A long-expected time of transition in multifamily capital markets is now here. After years of unprecedented investor demand and a loan origination faucet that produced an endless stream of new projects, deal volume and overall activity have considerably slowed down during the final lap of 2022.  Rising interest rates, inflation and fears of a full-blown recession have sent many lenders and investors to the sidelines for the foreseeable future, a stark contrast from where the market sat just 6-9 months ago.

Thankfully, our Southeast Region multifamily development team can shed some light on how to stay strong in this challenging market.

Despite all of the recent market turbulence, the underlying fundamentals for multifamily, particularly in the Southeast, remain very healthy. According to Urban Land Institute’s annual “Emerging Trends” report, six of the top ten emerging U.S. markets are in the Southeast, with the region buoyed by job growth and a steady influx of domestic migration from other parts of the country.

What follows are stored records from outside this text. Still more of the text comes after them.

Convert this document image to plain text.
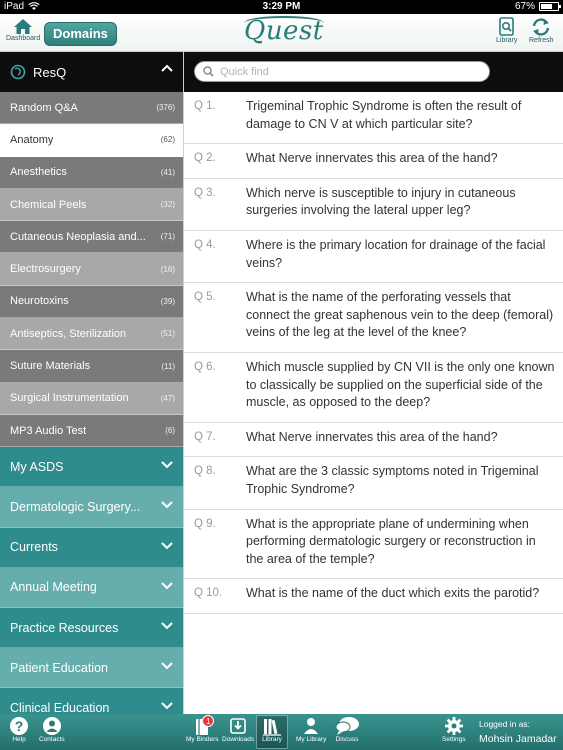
iPad	3:29 PM	67%
Dashboard Domains	Quest	Library Refresh
ResQ
Random Q&A	(376)
Anatomy	(62)
Anesthetics	(41)
Chemical Peels	(32)
Cutaneous Neoplasia and... (71)
Electrosurgery	(16)
Neurotoxins	(39)
Antiseptics, Sterilization	(51)
Suture Materials	(11)
Surgical Instrumentation	(47)
MP3 Audio Test	(6)
My ASDS
Dermatologic Surgery...
Currents
Annual Meeting
Practice Resources
Patient Education
Clinical Education
Quick find
Q 1. Trigeminal Trophic Syndrome is often the result of damage to CN V at which particular site?
Q 2. What Nerve innervates this area of the hand?
Q 3. Which nerve is susceptible to injury in cutaneous surgeries involving the lateral upper leg?
Q 4. Where is the primary location for drainage of the facial veins?
Q 5. What is the name of the perforating vessels that connect the great saphenous vein to the deep (femoral) veins of the leg at the level of the knee?
Q 6. Which muscle supplied by CN VII is the only one known to classically be supplied on the superficial side of the muscle, as opposed to the deep?
Q 7. What Nerve innervates this area of the hand?
Q 8. What are the 3 classic symptoms noted in Trigeminal Trophic Syndrome?
Q 9. What is the appropriate plane of undermining when performing dermatologic surgery or reconstruction in the area of the temple?
Q 10. What is the name of the duct which exits the parotid?
?
Help Contacts
1
My Binders Downloads Library My Library Discuss	Settings
Logged in as:
Mohsin Jamadar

Another new report from Yardi Matrix shows that markets like Nashville, TN, Charlotte, NC, and Orlando, FL, are leading the country in year-over-year rent growth, with five of the top nine metro areas located within the Southeastern footprint. Though rent growth is decelerating across the board, almost anyone who’s worked in the industry the last few decades would still take 5-7% YOY projections in a heartbeat.

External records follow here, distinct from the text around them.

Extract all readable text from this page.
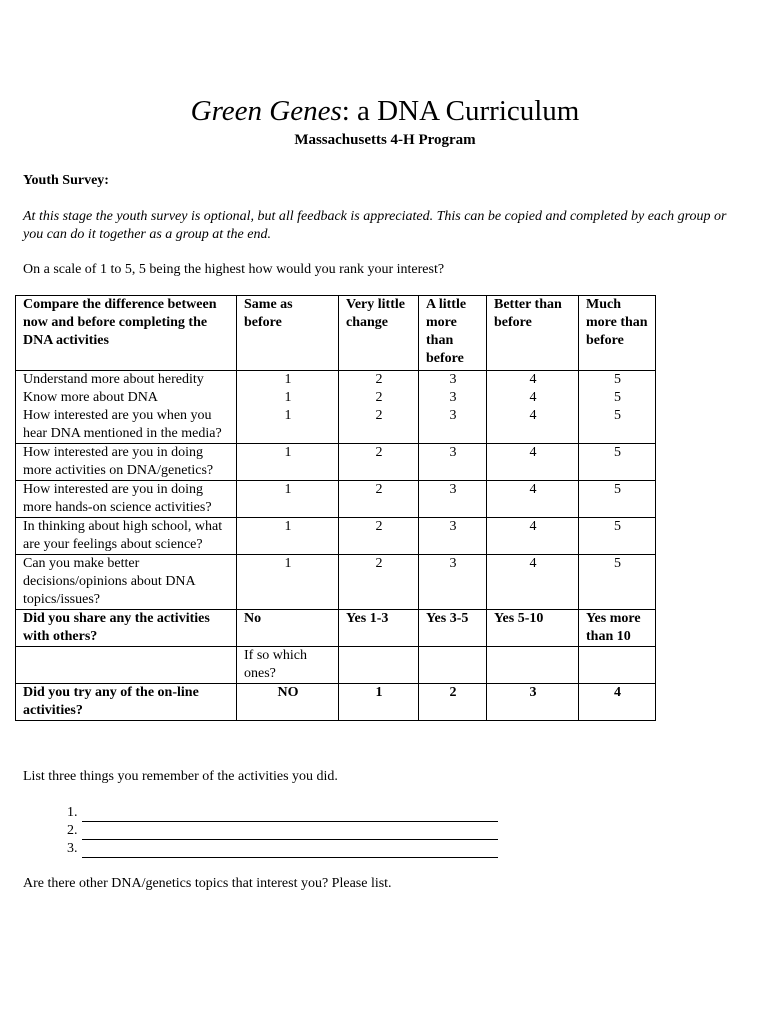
Green Genes: a DNA Curriculum
Massachusetts 4-H Program
Youth Survey:

At this stage the youth survey is optional, but all feedback is appreciated. This can be copied and completed by each group or you can do it together as a group at the end.

On a scale of 1 to 5, 5 being the highest how would you rank your interest?

Compare the difference between now and before completing the DNA activities	Same as before	Very little change	A little more than before	Better than before	Much more than before
Understand more about heredity	1	2	3	4	5
Know more about DNA	1	2	3	4	5
How interested are you when you hear DNA mentioned in the media?	1	2	3	4	5
How interested are you in doing more activities on DNA/genetics?	1	2	3	4	5
How interested are you in doing more hands-on science activities?	1	2	3	4	5
In thinking about high school, what are your feelings about science?	1	2	3	4	5
Can you make better decisions/opinions about DNA topics/issues?	1	2	3	4	5
Did you share any the activities with others?	No	Yes 1-3	Yes 3-5	Yes 5-10	Yes more than 10
	If so which ones?				
Did you try any of the on-line activities?	NO	1	2	3	4

List three things you remember of the activities you did.

1.
2.
3.

Are there other DNA/genetics topics that interest you? Please list.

Taking cues from the Southeast, here are four ways to best support clients for success and growth in the current multifamily environment:

Focus on quality over quantity.

Given these variables, the multifamily investment story for the next 6-12 months will play into the theme of quality over quantity. Being selective on which projects to pursue and which ones to table will be essential given the stringent underwriting standards now in place, but aggressiveness will still be rewarded in a tighter market.

Engage all commercial real estate services.

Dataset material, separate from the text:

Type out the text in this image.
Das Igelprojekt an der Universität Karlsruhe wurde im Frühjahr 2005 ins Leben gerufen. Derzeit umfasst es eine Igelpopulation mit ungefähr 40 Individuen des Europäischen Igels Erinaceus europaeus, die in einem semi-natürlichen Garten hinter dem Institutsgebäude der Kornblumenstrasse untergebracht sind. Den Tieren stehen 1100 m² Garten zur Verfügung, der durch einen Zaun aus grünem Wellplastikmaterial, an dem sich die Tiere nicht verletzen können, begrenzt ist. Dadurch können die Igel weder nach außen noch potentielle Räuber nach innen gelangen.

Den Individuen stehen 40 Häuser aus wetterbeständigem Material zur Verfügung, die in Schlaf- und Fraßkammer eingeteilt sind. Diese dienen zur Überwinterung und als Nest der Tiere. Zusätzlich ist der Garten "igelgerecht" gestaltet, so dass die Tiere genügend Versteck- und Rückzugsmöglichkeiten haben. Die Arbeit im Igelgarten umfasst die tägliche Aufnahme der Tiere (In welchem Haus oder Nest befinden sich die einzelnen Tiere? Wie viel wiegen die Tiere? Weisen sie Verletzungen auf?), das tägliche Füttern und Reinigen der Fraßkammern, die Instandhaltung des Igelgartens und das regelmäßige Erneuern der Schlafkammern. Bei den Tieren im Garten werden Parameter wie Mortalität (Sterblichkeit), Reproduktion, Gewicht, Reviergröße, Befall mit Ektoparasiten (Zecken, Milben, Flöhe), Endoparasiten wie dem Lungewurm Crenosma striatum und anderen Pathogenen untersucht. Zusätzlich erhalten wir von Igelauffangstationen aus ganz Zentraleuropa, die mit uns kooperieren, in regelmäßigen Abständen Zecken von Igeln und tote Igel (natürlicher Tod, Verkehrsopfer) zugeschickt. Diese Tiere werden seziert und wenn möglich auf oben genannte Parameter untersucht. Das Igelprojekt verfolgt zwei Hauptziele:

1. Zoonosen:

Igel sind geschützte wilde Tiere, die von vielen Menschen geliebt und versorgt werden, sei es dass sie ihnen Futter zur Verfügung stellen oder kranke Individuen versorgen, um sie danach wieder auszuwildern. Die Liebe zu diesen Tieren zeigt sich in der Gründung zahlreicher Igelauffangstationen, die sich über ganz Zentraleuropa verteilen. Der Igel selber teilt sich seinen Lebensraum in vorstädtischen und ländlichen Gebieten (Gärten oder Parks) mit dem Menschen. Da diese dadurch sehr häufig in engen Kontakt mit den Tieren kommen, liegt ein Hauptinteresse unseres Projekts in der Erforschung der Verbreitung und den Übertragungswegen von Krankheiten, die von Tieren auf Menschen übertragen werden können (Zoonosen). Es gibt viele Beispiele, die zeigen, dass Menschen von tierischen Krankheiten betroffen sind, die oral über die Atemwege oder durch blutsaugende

Multifaceted firms – like Ryan – will have more opportunities to pursue a larger pool of assets as others pull back, with many sites now in play that previously would not have been available. Simply put, companies with a spectrum of services are able to remain bullish on the market over time. Spending money on the front end thanks to internal capabilities of design and construction provides opportunities to match up longer-term perspectives with owners and investment partners that are willing to execute. In Florida, Georgia, Tennessee and the Carolinas, for example, Ryan is working to control multiple sites and seeking others with like-minded real estate players who see the same opportunity.

Draw on expertise from all project areas.

Developing a strategic focus across all project areas – from multifamily to senior living, healthcare, office, retail and more – allows for more successful execution of all projects. That focus and collaboration among different areas fuels the ability to take on challenging projects and move the ball down the field despite current market conditions. This diverse expertise can provide the clarity that today’s owners and investors need as they seek to better understand what an opportunity can look like and whether now is the time to pull the trigger.

Stay open to opportunities.

Economic downturns come and go, but after many decades in the industry we’ve learned that the best opportunities often arise when the winds of change are howling the loudest. Remain open to unique and promising multifamily family development opportunities – especially in this challenging market.